In one section of the book, he talks about the terrifying work being done to create underground storage spaces for radioactive waste. Not only must the waste be stored safely for millennia, ways to communicate the dangers of the area to future humans (or to future nonhuman species) must also be developed. One approach is to use what is known as hostile architecture to make the space so foreboding it would not lightly be entered.
In another, he discusses what botanists are discovering about the root systems of fungi and trees that allow them to share resources for mutual benefit.
Climate change appears repeatedly throughout the book: melting glaciers in Greenland that are changing the face of the continent; anthrax spores being released from rotting reindeer corpses buried in once-frozen soil and corpses of climbers being exposed by retreating Alpine and Himalayan glaciers.
Frequently, Macfarlane talks about scientific issues — cave formation, mines, dark matter research — but always in an accessible way. Sections often open with vivid descriptions of the physical world: “rasp of grasshoppers, burr of bees, scent of herbs. We walk on towards the tinfoil sea.” In another section, he writes about birch trees “seething sulphur” in the fall.
This is an enthralling blend of science, geography, culture and history.

About the Author: Robert Macfarlane (1976 – )
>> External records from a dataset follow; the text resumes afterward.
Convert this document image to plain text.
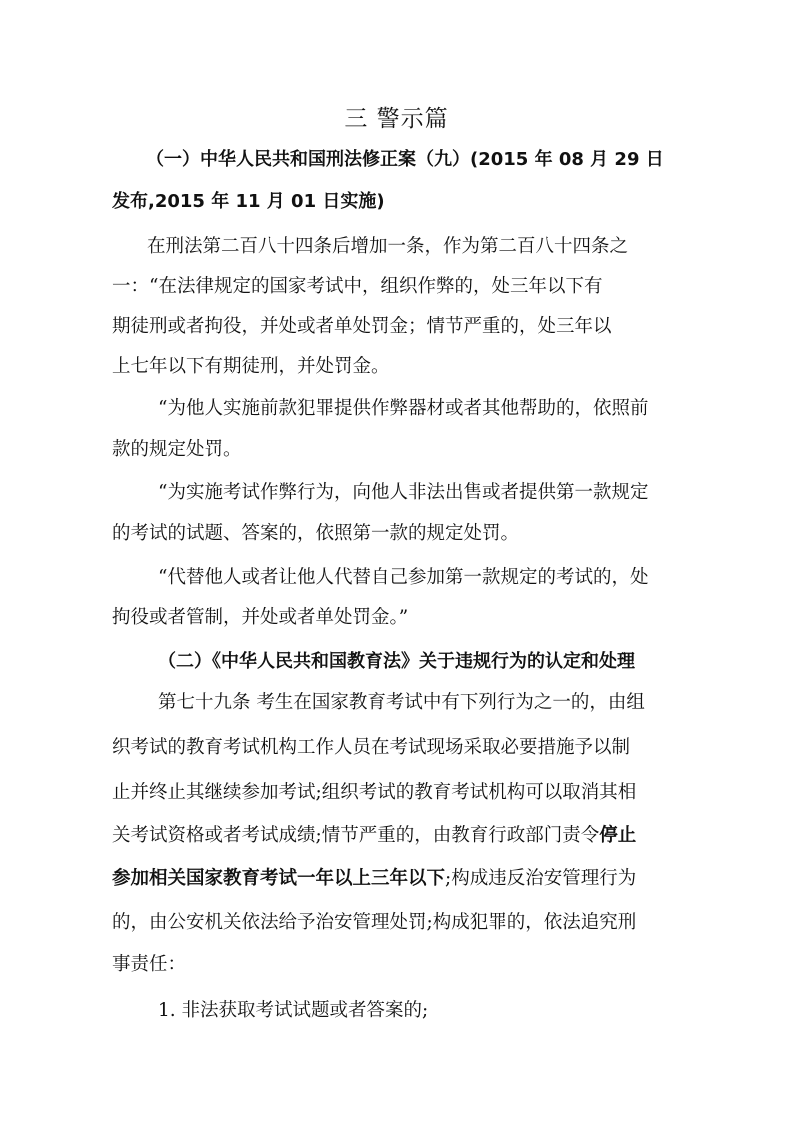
三 警示篇
（一）中华人民共和国刑法修正案（九）(2015 年 08 月 29 日
发布,2015 年 11 月 01 日实施)
在刑法第二百八十四条后增加一条，作为第二百八十四条之
一：“在法律规定的国家考试中，组织作弊的，处三年以下有
期徒刑或者拘役，并处或者单处罚金；情节严重的，处三年以
上七年以下有期徒刑，并处罚金。
“为他人实施前款犯罪提供作弊器材或者其他帮助的，依照前
款的规定处罚。
“为实施考试作弊行为，向他人非法出售或者提供第一款规定
的考试的试题、答案的，依照第一款的规定处罚。
“代替他人或者让他人代替自己参加第一款规定的考试的，处
拘役或者管制，并处或者单处罚金。”
（二）《中华人民共和国教育法》关于违规行为的认定和处理
第七十九条 考生在国家教育考试中有下列行为之一的，由组
织考试的教育考试机构工作人员在考试现场采取必要措施予以制
止并终止其继续参加考试;组织考试的教育考试机构可以取消其相
关考试资格或者考试成绩;情节严重的，由教育行政部门责令停止
参加相关国家教育考试一年以上三年以下;构成违反治安管理行为
的，由公安机关依法给予治安管理处罚;构成犯罪的，依法追究刑
事责任：
1. 非法获取考试试题或者答案的;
British writer Robert Macfarlane is a Fellow of Emmanuel College, Cambridge University, who is known for his books on landscape, nature, place, people and language.

His work is compared to that of John Muir, John McPhee, Rebecca Solnit and Annie Dillard.

His first book, MOUNTAINS OF THE MIND (2003), describes the development of Western attitudes to mountains and precipitous landscape, asking why people (himself included) are drawn to mountains despite their dangers.

It won the Guardian First Book Award, the Somerset Maugham Award and the Sunday Times Young Writer of the Year Award. It was shortlisted for the Boardman Tasker Prize for Mountain Literature and the John Llewellyn Rhys Prize.

The book was developed as a film, “Mountain” (2017), which premiered with a live performance of the Australian Chamber Orchestra at the Sydney Opera House. Narrated by Willem Dafoe, it became the highest grossing Australian documentary of all time and won three Australian Academy Awards.

His second book, THE WILD PLACES (2007), describes a series of journeys he made searching for the wildness remaining in Britain and Ireland. It won the Boardman Tasker Prize for Mountain Literature, the Scottish Arts Council Non-Fiction Book of the Year and the Grand Prize at the Banff Mountain Festival, North America’s equivalent of the Boardman Tasker Prize.

THE OLD WAYS: A JOURNEY ON FOOT (2012) describes the years Macfarlane spent following pilgrimage paths, sea roads, prehistoric trackways and ancient rights of way in southeast England, northwest Scotland, Spain, Sichuan and Palestine.

In 2017, he received the E.M. Forster Award For Literature from the American Academy of Arts and Letters in 2017.

He is married to Julia Lovell, a professor of modern Chinese history and literature. They have three children.